Выбрать главу

– Правда. То в ней горделивый ромейский дух говорил. Когда был восточный Рим в силе, не мог ни один посол к ним приехать, и в лицо назвать "греками". Жена же моя помнит, гордится славой ромейской. Долго мне её пришлось вразумлять, что не в обиду ей так говорят, и чтоб рук не распускала. Сейчас-то пообвыклась, обрусела. А как сын-Ванятка на руки упал, так и вовсе уж до прозвищ дела нет. Не до того. – Засмеялся Феодор. У тебя-то дети есть уже?

– Одного приспели.

– Хорошо это Межиславе. Видел-ли, как в церквах из камня сложенных, проходы бывают устроены? Клонятся друг к друг две каменных луки, а поверху их камень-замок запирает и держит, чтоб не обвалились.
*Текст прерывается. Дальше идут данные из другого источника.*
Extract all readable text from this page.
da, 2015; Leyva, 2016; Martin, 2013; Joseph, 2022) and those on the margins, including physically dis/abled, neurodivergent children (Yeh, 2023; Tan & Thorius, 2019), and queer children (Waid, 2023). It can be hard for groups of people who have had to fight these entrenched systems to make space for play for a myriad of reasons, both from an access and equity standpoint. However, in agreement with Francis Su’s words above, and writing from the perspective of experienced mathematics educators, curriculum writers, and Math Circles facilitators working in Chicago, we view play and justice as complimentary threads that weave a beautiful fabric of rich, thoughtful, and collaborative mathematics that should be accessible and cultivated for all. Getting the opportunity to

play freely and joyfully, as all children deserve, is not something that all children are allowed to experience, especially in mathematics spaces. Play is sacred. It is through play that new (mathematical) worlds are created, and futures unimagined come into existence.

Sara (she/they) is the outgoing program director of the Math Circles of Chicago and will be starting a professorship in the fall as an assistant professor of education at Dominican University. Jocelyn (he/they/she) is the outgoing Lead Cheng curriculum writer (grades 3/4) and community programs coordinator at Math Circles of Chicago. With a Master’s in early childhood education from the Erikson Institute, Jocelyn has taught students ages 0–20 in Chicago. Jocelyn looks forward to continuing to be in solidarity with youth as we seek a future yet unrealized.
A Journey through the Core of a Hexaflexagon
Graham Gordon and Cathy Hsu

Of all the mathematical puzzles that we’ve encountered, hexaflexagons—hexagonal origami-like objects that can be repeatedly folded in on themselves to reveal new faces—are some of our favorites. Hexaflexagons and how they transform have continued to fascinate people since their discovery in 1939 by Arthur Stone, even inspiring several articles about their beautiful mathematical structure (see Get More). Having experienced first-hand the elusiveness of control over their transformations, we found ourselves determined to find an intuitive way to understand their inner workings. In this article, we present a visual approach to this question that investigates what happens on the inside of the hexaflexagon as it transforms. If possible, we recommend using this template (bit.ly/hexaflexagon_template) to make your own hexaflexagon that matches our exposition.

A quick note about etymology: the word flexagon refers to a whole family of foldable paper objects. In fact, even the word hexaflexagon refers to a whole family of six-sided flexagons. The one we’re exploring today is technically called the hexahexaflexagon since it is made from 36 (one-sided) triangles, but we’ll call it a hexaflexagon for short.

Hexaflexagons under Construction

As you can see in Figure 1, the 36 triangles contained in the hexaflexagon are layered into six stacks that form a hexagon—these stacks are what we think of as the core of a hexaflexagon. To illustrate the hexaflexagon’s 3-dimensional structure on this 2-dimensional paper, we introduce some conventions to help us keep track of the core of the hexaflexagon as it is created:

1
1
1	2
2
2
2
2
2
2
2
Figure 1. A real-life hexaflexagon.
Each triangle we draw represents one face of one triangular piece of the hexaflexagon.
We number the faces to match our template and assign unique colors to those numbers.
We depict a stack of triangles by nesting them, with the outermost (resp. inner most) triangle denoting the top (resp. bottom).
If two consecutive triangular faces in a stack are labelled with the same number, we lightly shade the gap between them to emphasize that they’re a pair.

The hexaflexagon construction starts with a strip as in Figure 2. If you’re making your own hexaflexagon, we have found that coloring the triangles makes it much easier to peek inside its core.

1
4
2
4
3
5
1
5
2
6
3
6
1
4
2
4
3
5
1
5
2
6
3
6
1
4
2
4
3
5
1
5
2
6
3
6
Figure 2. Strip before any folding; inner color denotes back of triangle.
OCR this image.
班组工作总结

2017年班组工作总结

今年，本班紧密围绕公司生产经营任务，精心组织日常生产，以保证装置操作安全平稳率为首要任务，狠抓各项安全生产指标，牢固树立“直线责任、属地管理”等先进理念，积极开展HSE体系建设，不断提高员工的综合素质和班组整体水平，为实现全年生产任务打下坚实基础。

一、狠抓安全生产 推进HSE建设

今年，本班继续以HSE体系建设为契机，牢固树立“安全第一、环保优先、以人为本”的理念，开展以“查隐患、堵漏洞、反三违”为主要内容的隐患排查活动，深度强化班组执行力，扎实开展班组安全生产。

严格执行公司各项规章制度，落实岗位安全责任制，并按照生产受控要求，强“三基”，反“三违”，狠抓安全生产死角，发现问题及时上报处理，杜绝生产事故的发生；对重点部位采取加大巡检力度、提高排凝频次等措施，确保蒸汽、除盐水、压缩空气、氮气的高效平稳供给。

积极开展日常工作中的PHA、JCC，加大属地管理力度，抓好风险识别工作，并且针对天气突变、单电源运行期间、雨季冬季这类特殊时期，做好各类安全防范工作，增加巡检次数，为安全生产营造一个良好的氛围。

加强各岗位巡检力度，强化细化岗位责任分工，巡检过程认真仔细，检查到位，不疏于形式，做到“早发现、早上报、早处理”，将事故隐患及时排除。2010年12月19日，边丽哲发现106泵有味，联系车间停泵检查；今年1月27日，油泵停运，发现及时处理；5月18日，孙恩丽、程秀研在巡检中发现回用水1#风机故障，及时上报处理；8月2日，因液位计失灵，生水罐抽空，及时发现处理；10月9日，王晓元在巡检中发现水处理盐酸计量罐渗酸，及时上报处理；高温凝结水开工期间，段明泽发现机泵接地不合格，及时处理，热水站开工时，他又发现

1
Муж и жена, как те две луки, а первенец им что замок. Хорошо, что есть у вас первенец. Хорошо, но мало, – хитро улыбнулся князь. – Еще надо, Межиславе.

– Вот как вернемся княже, сразу этим и займусь, – пообещал Межислав

***
Огромно войско татрово-мунгальское. О том рассказывали еще приходившие на Русь бежцы, и половцы, и болгары, и иные. Рассказывали, и охали, и преувеличивали. И по простой человеческой привычке, и потому, что от мунгалов всякого страха натерпелись, а у него, у страха, как известно глаза велики. Потому и вырастало войско мунгальское в рассказах до вовсе уж невообразимого размера, который на деле и земля бы не снесла, да и не прокормила. Завирались бежцы. И все же…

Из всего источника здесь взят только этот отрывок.